A willingness to judge people on a case-by-case basis, rather than putting too much stock into what’s put “on paper”, can go a long way when hiring. Talent, after all, comes in all shapes and sizes and from different backgrounds and age groups.
What is skills-first hiring?
Skills-first hiring is an approach to recruitment which focuses on whether a candidate has the right competencies to fulfil a particular role rather than simply ticking boxes such as having a particular university degree.
In practice, skills-first hiring may involve job advertisements that specify certain expertise and ask candidates to give examples of when and how they have demonstrated it, rather than filtering them by where or whether or not they have studied.
It is more likely to involve a practical element, so a candidate’s claims can be put to the test before an offer of employment is made. A company recruiting for a software engineer, for example, may choose to give candidates a test of their competency in coding or programming. A newspaper or magazine hiring a journalist may test a candidate’s writing or proofreading skills.
Could skills-first hiring help your business?
Taking a skills-first approach to hiring may require more strategic planning than a more traditional approach, but it can yield considerable benefits. It requires a company’s chief people officer (or similar) to work closely with hiring managers to work out what knowledge gaps exist in different teams. These gaps can then be tactically filled by candidates with demonstrated experience, rather than simply attractive CVs.
Hiring in this way can help organisations avoid the pitfalls of confirmation bias.
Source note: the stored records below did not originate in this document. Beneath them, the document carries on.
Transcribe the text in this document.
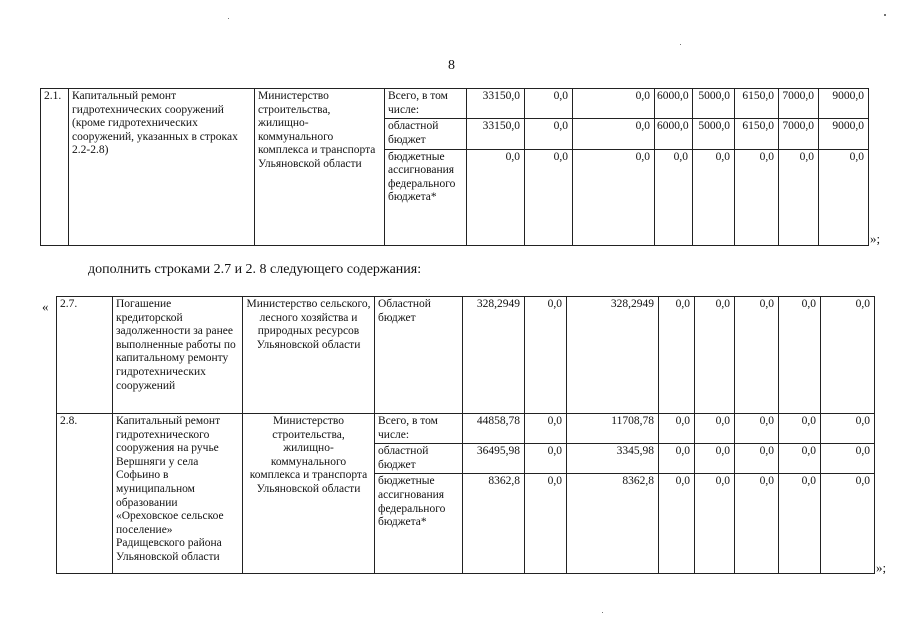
8
2.1.	Капитальный ремонт гидротехнических сооружений (кроме гидротехнических сооружений, указанных в строках 2.2-2.8)	Министерство строительства, жилищно-коммунального комплекса и транспорта Ульяновской области	Всего, в том числе:	33150,0	0,0	0,0	6000,0	5000,0	6150,0	7000,0	9000,0
			областной бюджет	33150,0	0,0	0,0	6000,0	5000,0	6150,0	7000,0	9000,0
			бюджетные ассигнования федерального бюджета*	0,0	0,0	0,0	0,0	0,0	0,0	0,0	0,0
»;
дополнить строками 2.7 и 2. 8 следующего содержания:
« 2.7.	Погашение кредиторской задолженности за ранее выполненные работы по капитальному ремонту гидротехнических сооружений	Министерство сельского, лесного хозяйства и природных ресурсов Ульяновской области	Областной бюджет	328,2949	0,0	328,2949	0,0	0,0	0,0	0,0	0,0
2.8.	Капитальный ремонт гидротехнического сооружения на ручье Вершняги у села Софьино в муниципальном образовании «Ореховское сельское поселение» Радищевского района Ульяновской области	Министерство строительства, жилищно-коммунального комплекса и транспорта Ульяновской области	Всего, в том числе:	44858,78	0,0	11708,78	0,0	0,0	0,0	0,0	0,0
			областной бюджет	36495,98	0,0	3345,98	0,0	0,0	0,0	0,0	0,0
			бюджетные ассигнования федерального бюджета*	8362,8	0,0	8362,8	0,0	0,0	0,0	0,0	0,0
»;
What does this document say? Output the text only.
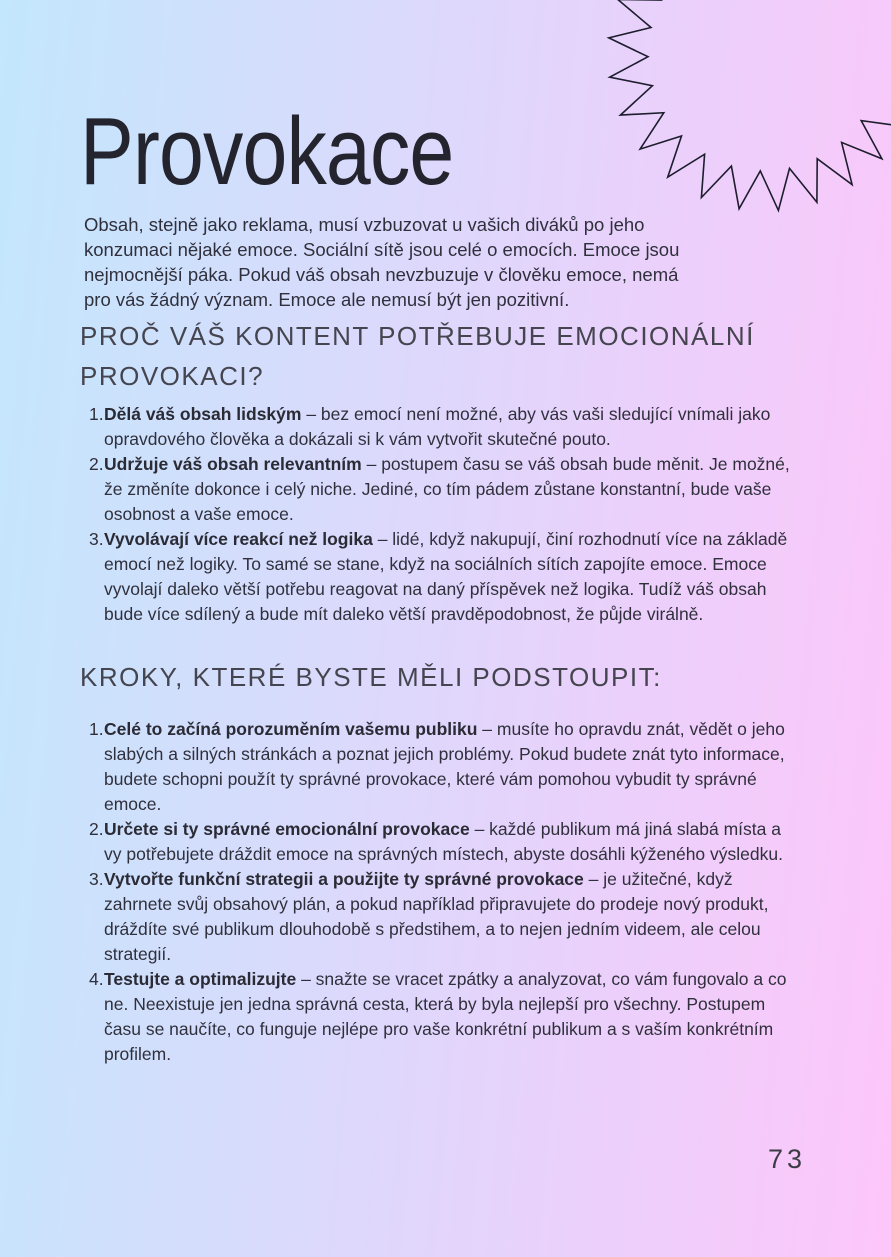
Provokace

Obsah, stejně jako reklama, musí vzbuzovat u vašich diváků po jeho konzumaci nějaké emoce. Sociální sítě jsou celé o emocích. Emoce jsou nejmocnější páka. Pokud váš obsah nevzbuzuje v člověku emoce, nemá pro vás žádný význam. Emoce ale nemusí být jen pozitivní.

PROČ VÁŠ KONTENT POTŘEBUJE EMOCIONÁLNÍ PROVOKACI?
1. Dělá váš obsah lidským – bez emocí není možné, aby vás vaši sledující vnímali jako opravdového člověka a dokázali si k vám vytvořit skutečné pouto.
2. Udržuje váš obsah relevantním – postupem času se váš obsah bude měnit. Je možné, že změníte dokonce i celý niche. Jediné, co tím pádem zůstane konstantní, bude vaše osobnost a vaše emoce.
3. Vyvolávají více reakcí než logika – lidé, když nakupují, činí rozhodnutí více na základě emocí než logiky. To samé se stane, když na sociálních sítích zapojíte emoce. Emoce vyvolají daleko větší potřebu reagovat na daný příspěvek než logika. Tudíž váš obsah bude více sdílený a bude mít daleko větší pravděpodobnost, že půjde virálně.
KROKY, KTERÉ BYSTE MĚLI PODSTOUPIT:
1. Celé to začíná porozuměním vašemu publiku – musíte ho opravdu znát, vědět o jeho slabých a silných stránkách a poznat jejich problémy. Pokud budete znát tyto informace, budete schopni použít ty správné provokace, které vám pomohou vybudit ty správné emoce.
2. Určete si ty správné emocionální provokace – každé publikum má jiná slabá místa a vy potřebujete dráždit emoce na správných místech, abyste dosáhli kýženého výsledku.
3. Vytvořte funkční strategii a použijte ty správné provokace – je užitečné, když zahrnete svůj obsahový plán, a pokud například připravujete do prodeje nový produkt, dráždíte své publikum dlouhodobě s předstihem, a to nejen jedním videem, ale celou strategií.
4. Testujte a optimalizujte – snažte se vracet zpátky a analyzovat, co vám fungovalo a co ne. Neexistuje jen jedna správná cesta, která by byla nejlepší pro všechny. Postupem času se naučíte, co funguje nejlépe pro vaše konkrétní publikum a s vaším konkrétním profilem.
73
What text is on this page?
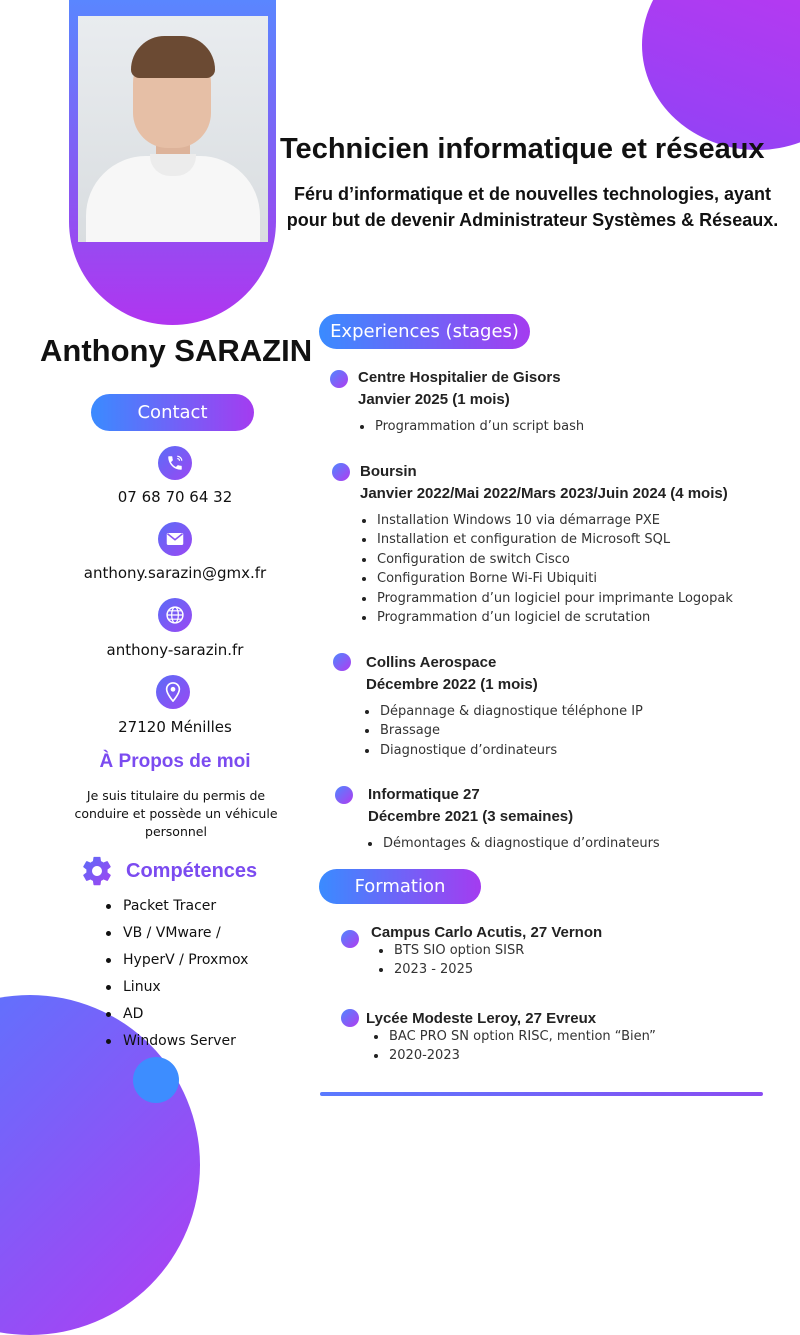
Technicien informatique et réseaux
Féru d’informatique et de nouvelles technologies, ayant pour but de devenir Administrateur Systèmes & Réseaux.
Anthony SARAZIN
Contact
07 68 70 64 32
anthony.sarazin@gmx.fr
anthony-sarazin.fr
27120 Ménilles
À Propos de moi
Je suis titulaire du permis de conduire et possède un véhicule personnel
Compétences
Packet Tracer
VB / VMware /
HyperV / Proxmox
Linux
AD
Windows Server
Experiences (stages)
Centre Hospitalier de Gisors
Janvier 2025 (1 mois)
Programmation d’un script bash
Boursin
Janvier 2022/Mai 2022/Mars 2023/Juin 2024 (4 mois)
Installation Windows 10 via démarrage PXE
Installation et configuration de Microsoft SQL
Configuration de switch Cisco
Configuration Borne Wi-Fi Ubiquiti
Programmation d’un logiciel pour imprimante Logopak
Programmation d’un logiciel de scrutation
Collins Aerospace
Décembre 2022 (1 mois)
Dépannage & diagnostique téléphone IP
Brassage
Diagnostique d’ordinateurs
Informatique 27
Décembre 2021 (3 semaines)
Démontages & diagnostique d’ordinateurs
Formation
Campus Carlo Acutis, 27 Vernon
BTS SIO option SISR
2023 - 2025
Lycée Modeste Leroy, 27 Evreux
BAC PRO SN option RISC, mention “Bien”
2020-2023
Hiring someone because they have a particular degree from a particular university can lead to a lack of diversity in thought, stymieing innovation and damaging company culture.
Skills-first hiring will usually take a bit more time and, to an extent, a leap of faith. But companies that are willing to move past the status quo may end up with a great hire from somewhere that they are not usually exposed to. A firm which arbitrarily discounts candidates with fewer than five years’ experience risks missing out on the brilliant candidate who only has two.
The experience paradox – you have to have experience to get experience – is a frustrating feature of the job market. With skills-first hiring this can be replaced with the ability index: you can have the job if you can do the job.